Sunday, April 21, 2013

How I saved a cracker box from the trash

Do you often wonder what you could do with those cardboard boxes that seem to pile up in your recycle bin?  Here's one idea!

Materials from left:
5 in 1 (spreader)
Masking tape
Empty cardboard box (not corrugated)
Joint compound
Kraft paper used to cover my self healing mat

I had already taped the bottom and sides of this box when I realized I had grabbed the low tack tape.  However, I felt it would work fine, since it would soon be covered.

I began by trying to spread the joint compound as smooth as possible, then decided I preferred the texture better, so added more joint compound and "roughed" the piece up a bit.  I allowed the front, sides and back to dry, then added joint compound to the ends.

Next came the paint.  The Clark and Kensington paint was free from ACE Hardware.  They gave a quart away free one weekend earlier this year.  The other two paints were also free from my Household Hazardous Waste Swap and Shop.  I will never have to buy paint again, since I have such a great resource as my HHW Swap and Shop.

I covered everything but the back side using the Clark and Kensington paint, and before it dried,

I added Dusty Rose, a pale pink I thought would be darker.  I wasn't exactly thrilled with the outcome, but it was too late to stop now.  I allowed this mess paint to dry, then

painted the back using the first paint.  Those white spots are actually wet paint under the poor lighting in my basement studio.  I allowed this to dry for two days, because it was so cold and a bit damp in my basement studio.  Once dry, I brought it upstairs.

Upstairs in my main floor craft room, I sprayed some vintage sheet music with spray mists, including some pink I made on Day 1, then sewed the quote:
The heart wants what the heart wants.
~attributed to Woody Allen
I tipped the box so you could better see the piece, then decided, due to my really old camera, that position didn't show it as well as I hoped.

This position was a bit better, but the color was a bit dark.  You can tell the box stands on its own and could pass for one of my wood pieces.  I used one of Annette's (Voodoo Vixen) roses she sent me last year.  Odd that it would take so long to find a use for this beautiful handmade flower.

The color is all wrong here (and didn't respond well to anything I tried in Photoshop), but this shows the texture of the piece and the dimension of the flower.

Today is Day 21, and I recycled a cardboard box, used some free paint, colored and repurposed some vintage sheet music, and incorporated a beautiful flower I received as a gift.  I would call this a great art day!

8 thoughtful remarks:

Halle said...

That's really smart. I wouldn't have thought to "stiffen" a box like that to create a block.
So many possibilities.

Dianne said...

brilliant recycle project...the little box looked exactly like a chunky canvas after you put on the joint compound! great idea...and lovely art work!
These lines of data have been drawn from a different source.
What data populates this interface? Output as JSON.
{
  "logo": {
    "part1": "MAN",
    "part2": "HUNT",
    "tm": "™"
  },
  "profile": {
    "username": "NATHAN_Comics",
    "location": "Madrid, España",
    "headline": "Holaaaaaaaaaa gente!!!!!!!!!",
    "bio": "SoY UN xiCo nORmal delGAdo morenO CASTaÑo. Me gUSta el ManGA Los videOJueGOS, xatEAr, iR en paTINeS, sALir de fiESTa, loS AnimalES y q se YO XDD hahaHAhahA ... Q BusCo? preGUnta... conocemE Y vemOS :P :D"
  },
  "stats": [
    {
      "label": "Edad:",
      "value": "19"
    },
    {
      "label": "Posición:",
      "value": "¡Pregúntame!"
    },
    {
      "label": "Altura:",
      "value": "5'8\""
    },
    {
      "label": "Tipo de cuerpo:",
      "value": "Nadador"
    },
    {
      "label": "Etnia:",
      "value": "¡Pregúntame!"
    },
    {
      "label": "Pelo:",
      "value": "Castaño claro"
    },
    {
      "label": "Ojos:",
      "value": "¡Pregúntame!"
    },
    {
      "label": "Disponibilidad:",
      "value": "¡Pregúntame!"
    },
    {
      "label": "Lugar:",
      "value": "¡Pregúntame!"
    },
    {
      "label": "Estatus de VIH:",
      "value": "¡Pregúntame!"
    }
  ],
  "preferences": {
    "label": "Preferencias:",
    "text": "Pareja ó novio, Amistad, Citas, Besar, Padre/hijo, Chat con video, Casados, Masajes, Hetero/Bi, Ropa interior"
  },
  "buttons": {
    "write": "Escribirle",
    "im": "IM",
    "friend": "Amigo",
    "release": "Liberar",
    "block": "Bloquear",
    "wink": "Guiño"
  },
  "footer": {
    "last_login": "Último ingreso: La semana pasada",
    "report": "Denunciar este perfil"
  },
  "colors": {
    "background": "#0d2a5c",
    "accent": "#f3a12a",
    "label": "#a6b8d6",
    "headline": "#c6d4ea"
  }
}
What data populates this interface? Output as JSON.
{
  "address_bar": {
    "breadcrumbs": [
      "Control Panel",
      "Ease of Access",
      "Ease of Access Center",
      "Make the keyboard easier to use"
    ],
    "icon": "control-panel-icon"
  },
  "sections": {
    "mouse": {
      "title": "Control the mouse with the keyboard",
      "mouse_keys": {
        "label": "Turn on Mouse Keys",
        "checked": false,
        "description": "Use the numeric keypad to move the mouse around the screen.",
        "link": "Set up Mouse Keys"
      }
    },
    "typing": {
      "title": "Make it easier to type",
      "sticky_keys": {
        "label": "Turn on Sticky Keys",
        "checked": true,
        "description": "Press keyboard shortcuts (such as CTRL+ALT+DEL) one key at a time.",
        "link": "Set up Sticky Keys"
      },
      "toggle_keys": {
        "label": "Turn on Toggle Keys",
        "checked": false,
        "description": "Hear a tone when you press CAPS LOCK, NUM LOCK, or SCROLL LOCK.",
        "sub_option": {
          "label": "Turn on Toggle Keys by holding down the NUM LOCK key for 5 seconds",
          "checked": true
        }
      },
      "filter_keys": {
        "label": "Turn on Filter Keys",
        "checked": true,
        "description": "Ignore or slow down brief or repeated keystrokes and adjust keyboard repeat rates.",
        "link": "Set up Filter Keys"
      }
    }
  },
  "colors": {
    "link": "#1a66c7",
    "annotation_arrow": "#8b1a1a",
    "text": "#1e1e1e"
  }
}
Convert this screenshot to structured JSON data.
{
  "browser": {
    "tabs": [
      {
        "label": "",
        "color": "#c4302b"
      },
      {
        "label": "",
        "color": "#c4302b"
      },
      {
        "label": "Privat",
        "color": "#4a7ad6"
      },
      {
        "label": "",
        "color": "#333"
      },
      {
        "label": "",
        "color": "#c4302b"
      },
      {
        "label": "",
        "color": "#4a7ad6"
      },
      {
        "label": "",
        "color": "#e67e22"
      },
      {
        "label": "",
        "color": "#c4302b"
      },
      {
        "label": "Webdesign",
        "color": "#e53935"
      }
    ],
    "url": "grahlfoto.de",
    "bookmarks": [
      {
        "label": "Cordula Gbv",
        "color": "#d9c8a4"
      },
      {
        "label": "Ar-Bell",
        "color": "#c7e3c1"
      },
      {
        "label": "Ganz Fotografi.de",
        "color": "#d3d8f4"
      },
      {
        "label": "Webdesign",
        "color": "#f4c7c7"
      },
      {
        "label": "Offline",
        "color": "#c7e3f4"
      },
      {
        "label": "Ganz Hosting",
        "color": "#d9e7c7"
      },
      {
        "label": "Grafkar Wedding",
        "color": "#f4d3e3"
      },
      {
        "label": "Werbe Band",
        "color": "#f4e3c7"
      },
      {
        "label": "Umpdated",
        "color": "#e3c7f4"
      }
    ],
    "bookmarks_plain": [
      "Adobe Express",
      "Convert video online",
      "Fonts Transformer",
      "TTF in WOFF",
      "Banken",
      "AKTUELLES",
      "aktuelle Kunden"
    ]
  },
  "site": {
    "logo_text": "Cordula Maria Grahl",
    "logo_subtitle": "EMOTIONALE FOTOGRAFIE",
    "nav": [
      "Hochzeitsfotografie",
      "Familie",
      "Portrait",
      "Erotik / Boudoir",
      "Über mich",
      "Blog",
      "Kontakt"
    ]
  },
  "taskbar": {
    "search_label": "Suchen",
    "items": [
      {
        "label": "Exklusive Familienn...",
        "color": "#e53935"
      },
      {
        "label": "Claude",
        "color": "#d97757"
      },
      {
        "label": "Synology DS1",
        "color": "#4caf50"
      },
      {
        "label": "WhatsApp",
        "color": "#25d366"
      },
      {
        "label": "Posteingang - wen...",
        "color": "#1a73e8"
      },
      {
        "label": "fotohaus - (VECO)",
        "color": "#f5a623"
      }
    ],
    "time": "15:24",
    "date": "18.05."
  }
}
Dandelion and Daisy said...

I thought I posted earlier but I don't see it so I'll try again. Just wanted to thank you for this series of great recycling ideas! This one is a wonderful gift idea.

Craftymoose Crafts said...

What a neat way to create a chunky canvas!

Marilyn Rock said...

Such a creative and textural piece! I love it! xxoo

Dawn said...

This is brilliant Elizabeth, what a beautiful way to repurpose a 'waste' box. Lol,you converted me ages ago, all my cardboard packaging gets repurposed either as journal pages or book covers and I keep some of the plastic packets to use for stamping with - some of them have fab patterns moulded into the plastic on the base!!.
Huge hugs to you both x x x x

Rita said...

I love to see recycling projects. And I always enjoy seeing all your steps, too. :)

Julia Dunnit said...

I would call it a gat art day too..what a result! Ive re used cereal boxes that ive covered with paper and never thought to use a base that could give texture and frankly, longevity. Ace as usual E! Hope you're keeping well dear gal.